Methodology for applying control theory in modeling the processes of centrifugal enrichment of mineral raw materials

ABSTRACT

The article discusses an approach aimed at the formation of a methodology for applying the principles and models used in the automatic control theory in relation to the processes of enrichment of mineral raw materials. The problem solved in the article is posed as follows, try to represent the process of gravitational enrichment, namely centrifugal concentration, in the form of a transfer function and try to find its parameters. The paper proposes an approach to modeling centrifugal concentrators based on transfer functions, using averaged values of output characteristics. Proposal of a mechanism for determining the parameters of transfer functions and their calculation based on experimental data. To check the presented calculations, the MatLAB software tool with the Simulink package was used. As a result, the transfer function of the KC-CVD6 apparatus used in the gold deposit was found and satisfactory results were obtained. The work uses methods of identification of automatic systems, methods of system analysis, as well as methods of mathematical modeling, namely the numerical solution of differential equations, implemented in the MatLAB environment with the Simulink package. A comparison with the classical regression model was made; as a result, the modeling error was reduced by two times.
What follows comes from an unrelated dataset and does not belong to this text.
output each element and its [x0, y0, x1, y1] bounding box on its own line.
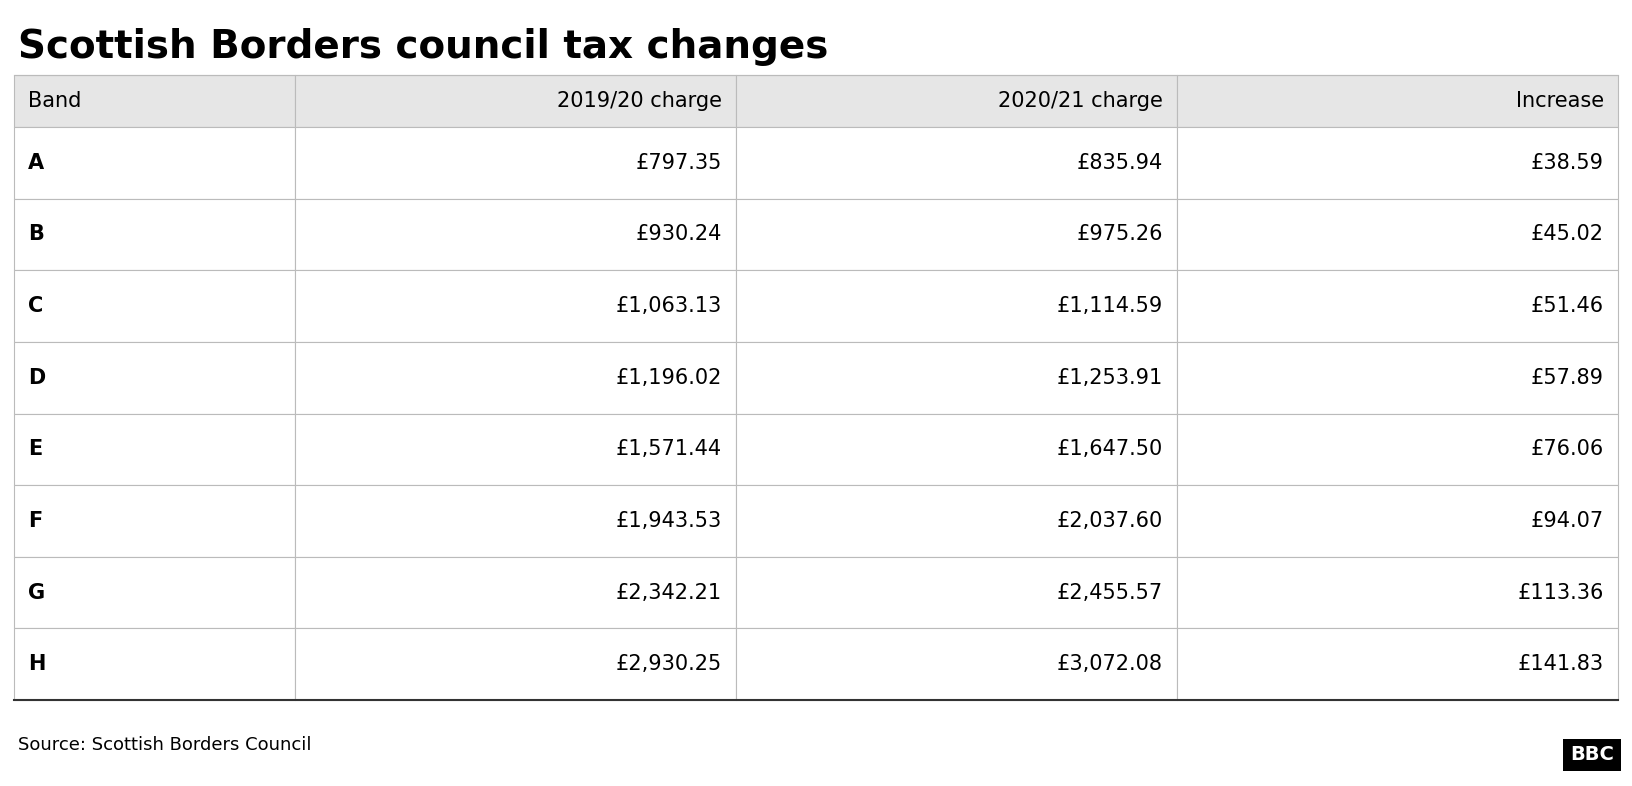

The simulation error for the concentrate yield was less than 1%.

KEYWORDS:

• Gravity beneficiation
• gold centrifugal concentration
• knelson concentrator
• control theory
• transfer function
• differential equations

Disclosure statement

No potential conflict of interest was reported by the author(s).

List of symbols

α - content of the valuable component in the feed;

β - content of the valuable component in the concentrate;

γ - content of the valuable component in the tail;

δ_in - productivity of the apparatus for solid (input);

δ_con - productivity of the apparatus for concentrate (output);

ε(t) - input feed flow;

x_con(t) - concentrate output;

x_tl(t) - tailings output;

G_con(p) - transfer function;

$k$, $k_{ob},k_{con},k_{tl}$ - gain;

$T_1$, $T_{ob},T_{con},T_{tl}$ - time constant;

T – test duration;

q - custom parameter vector;

$\omega (t)$ - weight function;

$m_{x_{con}}(t)$, $m_{\epsilon }(t)$ - mathematical expectations;

$q_1$ - fluidizing water consumption;

$q_2$ - valve opening time.